# Building a regression model

## Make sure you have downloaded the [supermarket_marketing google sheet](https://drive.google.com/drive/u/1/folders/1UDhRY1XZ1y0H3jHckdRvImAaJozq3gup) as Excel and uploaded the supermarket_marketing.xlsx to this directory

## Install libraries

One of the new libraries we will be using is `statsmodels`, created and given away as open-source software by Skipper Seabold (American U), Josef Perktold (UNC), Chad Fulton (Federal Reserve), Kevin Sheppard (Oxford), and many others.

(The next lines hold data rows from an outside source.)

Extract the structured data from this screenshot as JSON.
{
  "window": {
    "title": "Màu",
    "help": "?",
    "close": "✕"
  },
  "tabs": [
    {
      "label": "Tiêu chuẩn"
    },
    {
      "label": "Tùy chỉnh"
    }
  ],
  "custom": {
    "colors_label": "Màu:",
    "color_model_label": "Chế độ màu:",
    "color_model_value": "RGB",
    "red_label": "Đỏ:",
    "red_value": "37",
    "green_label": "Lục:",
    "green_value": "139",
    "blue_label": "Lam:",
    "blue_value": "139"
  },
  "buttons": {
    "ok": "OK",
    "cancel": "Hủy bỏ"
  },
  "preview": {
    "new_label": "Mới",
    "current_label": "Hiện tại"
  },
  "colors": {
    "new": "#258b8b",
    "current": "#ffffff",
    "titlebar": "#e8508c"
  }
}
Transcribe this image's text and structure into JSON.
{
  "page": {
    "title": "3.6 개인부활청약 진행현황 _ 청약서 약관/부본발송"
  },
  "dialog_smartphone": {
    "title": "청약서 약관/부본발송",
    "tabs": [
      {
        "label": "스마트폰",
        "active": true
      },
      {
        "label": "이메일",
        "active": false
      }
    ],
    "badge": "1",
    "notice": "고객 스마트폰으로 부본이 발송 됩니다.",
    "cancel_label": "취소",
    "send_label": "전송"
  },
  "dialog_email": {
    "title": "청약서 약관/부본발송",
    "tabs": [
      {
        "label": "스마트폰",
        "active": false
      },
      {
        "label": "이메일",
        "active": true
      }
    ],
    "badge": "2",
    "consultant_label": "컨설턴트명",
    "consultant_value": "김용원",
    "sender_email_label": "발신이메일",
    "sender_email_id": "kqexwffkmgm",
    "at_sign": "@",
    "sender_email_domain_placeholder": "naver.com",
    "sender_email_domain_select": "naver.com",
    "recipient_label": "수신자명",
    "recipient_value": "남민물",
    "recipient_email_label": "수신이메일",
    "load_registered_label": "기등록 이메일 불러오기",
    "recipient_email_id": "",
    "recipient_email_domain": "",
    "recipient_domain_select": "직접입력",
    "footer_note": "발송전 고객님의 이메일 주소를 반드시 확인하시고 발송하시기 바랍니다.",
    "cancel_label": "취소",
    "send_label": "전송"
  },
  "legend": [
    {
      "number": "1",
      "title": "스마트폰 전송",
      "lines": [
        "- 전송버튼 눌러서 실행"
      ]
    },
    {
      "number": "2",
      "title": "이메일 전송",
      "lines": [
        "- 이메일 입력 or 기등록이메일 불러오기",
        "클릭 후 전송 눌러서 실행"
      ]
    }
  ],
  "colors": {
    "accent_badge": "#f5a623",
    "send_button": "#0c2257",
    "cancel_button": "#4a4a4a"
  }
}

We will also be using `seaborn` for visualizing graphs, also an open-source project by Martin Waskom (NYU, Flatiron Health)

In [None]:
!pip install pandas openpyxl statsmodels seaborn

## Import libraries -- a pink box with `FutureWarning` is normal and OK

In [None]:
import pandas as pd
import statsmodels.api as sm
import statsmodels.formula.api as smf
import seaborn as sns
import numpy as np

## Load and explore data

In [None]:
data = pd.read_excel('supermarket_marketing.xlsx')

In [None]:
data.sample(5).T

## Creating a new variable based on existing variables

In [None]:
data['kids_teens_at_home'] = data['kids_at_home'] + data['teens_at_home']
data.sample(5)

## Regressions
For regressions, we need one input column and at least one input column. You cannot include the output column in the list of input columns

### __For lab: change the output column to another column in this dataset you want to predict__

In [None]:
output_column = 'kids_teens_at_home'

### __For lab: change the input columns so you remove at least 3 of the existing items in this list, then add at least 3 new items from other number columns (no text columns) to build the model. Pick ones that make sense for what you are predicting.__

In [None]:
input_columns = ['birthyear','wine','fruit','sweets','num_web_orders','complained']

In [None]:
if output_column in input_columns:
    print("ERROR! You cannot include the output column in the input column")
else:
    print("OK")

In [None]:
data[input_columns]

In [None]:
all_relevant_columns = input_columns.copy()
all_relevant_columns.append(output_column)
all_relevant_columns

In [None]:
data_cleaned = data[all_relevant_columns].dropna()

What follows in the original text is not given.